At the beginning of this crisis, food insecurity was widespread, as supermarket shelves were stripped bare ahead of the uncertainty of weeks or months being spent in our homes.
Now things are changing. The shelves are being restocked as we edge back to normality. But for a huge number of people, food insecurity remains a daily reality.
If rumours that the government’s food programme for people who are shielded from covid-19 is due to stop later this month turn out to be true, many of our most vulnerable will face real difficulties.
Those struggling are often less visible.
They are the families in hostels, like those along London Road, there are those with no recourse to public funds, those rejected for furlough (including self-employed workers who don’t have three years of tax returns), there are those in the informal economy who often lack citizenship status, those still waiting for their benefits to come through, those without the language or connections to apply for state aid, and there are the self-isolating, elderly or less tech-savvy people who are unable to navigate internet deliveries.
Our foodbanks need donations to help people facing these challenges every day.
We don’t just have to stand by and watch.

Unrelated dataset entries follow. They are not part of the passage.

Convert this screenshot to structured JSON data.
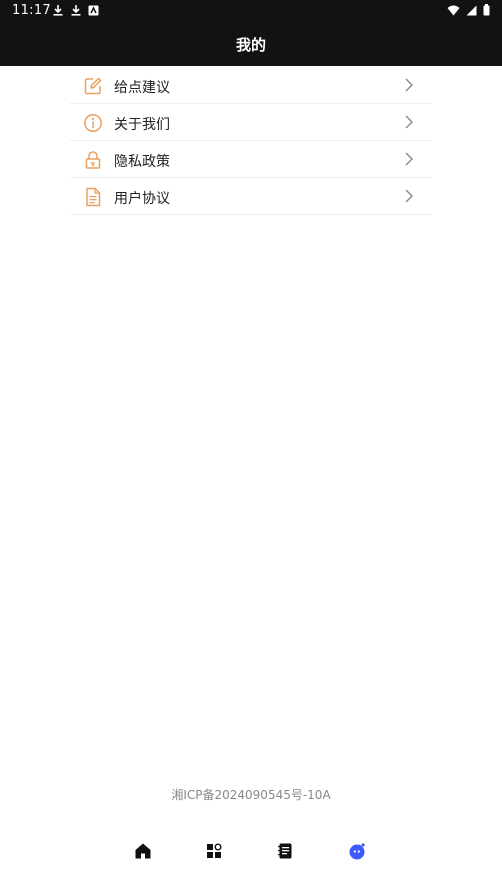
{
  "status_bar": {
    "time": "11:17",
    "left_icons": [
      "download-icon",
      "download-icon",
      "app-notification-icon"
    ],
    "right_icons": [
      "wifi-icon",
      "signal-icon",
      "battery-icon"
    ]
  },
  "header": {
    "title": "我的"
  },
  "menu": {
    "items": [
      {
        "label": "给点建议",
        "icon": "edit-icon"
      },
      {
        "label": "关于我们",
        "icon": "info-icon"
      },
      {
        "label": "隐私政策",
        "icon": "lock-icon"
      },
      {
        "label": "用户协议",
        "icon": "document-icon"
      }
    ]
  },
  "footer": {
    "icp": "湘ICP备2024090545号-10A"
  },
  "bottom_nav": {
    "items": [
      {
        "icon": "home-icon",
        "active": false
      },
      {
        "icon": "apps-icon",
        "active": false
      },
      {
        "icon": "notes-icon",
        "active": false
      },
      {
        "icon": "profile-icon",
        "active": true
      }
    ]
  },
  "colors": {
    "header_bg": "#121212",
    "accent_orange": "#E8A062",
    "active_nav": "#3D5AFE",
    "text_primary": "#222222",
    "footer_text": "#888888"
  }
}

Croydon covid-19 mutual aid is giving residents another way to help their neighbours. Inspired by an idea and the work of Fatima at the Croydon Community Foodbank, we’re offering free brightly coloured bins so that streets and neighbourhoods can pull together donations for their local foodbanks.
All you need to do is reach out to your local foodbank, check they need support, offer your home or drive as a donation point and reach out to your neighbours and local mutual aid network (all across the borough, listed and with contact details by clicking this link) to ask them to fill up the bin each week.
We are asking for just #onetin each to make the difference.
I’ve seen this work in my own area on Bramley Hill. Neighbours I know and those I’ve never met come quietly, wearing gloves, smile and lift up the lid of the bright yellow bin. Maybe the experience of facing food insecurity at the start of the crisis increased our empathy, or maybe it’s just easy to drop something off locally now the shops are restocked. But it works and people are generous. Most foodbanks are grateful for all donations, as previous sites for donation bins, such as churches, are still closed and unable to function.
The families who receive the food are even more appreciative. One single mum, out of work and self-isolating with a sick relative, said she was in tears when we delivered parcels over Easter that meant her kids finally got a bit of chocolate in the holidays.
Some will say that food donations such as these are simply “sticking plasters”.
They are right. Food donations do not solve the deep underlying causes of poverty, inequality and insecure employment, wages and rights that we must fix as a society.
But plasters are still needed while the real healing takes time. While we fight, organise and campaign for that deeper change, we can also make sure that people are fed right now. This collective organisation also keeps us alive to those injustices, and reminds us not to forget or leave behind those who live beside us.
It might be small, but we can make a difference, one tin at a time.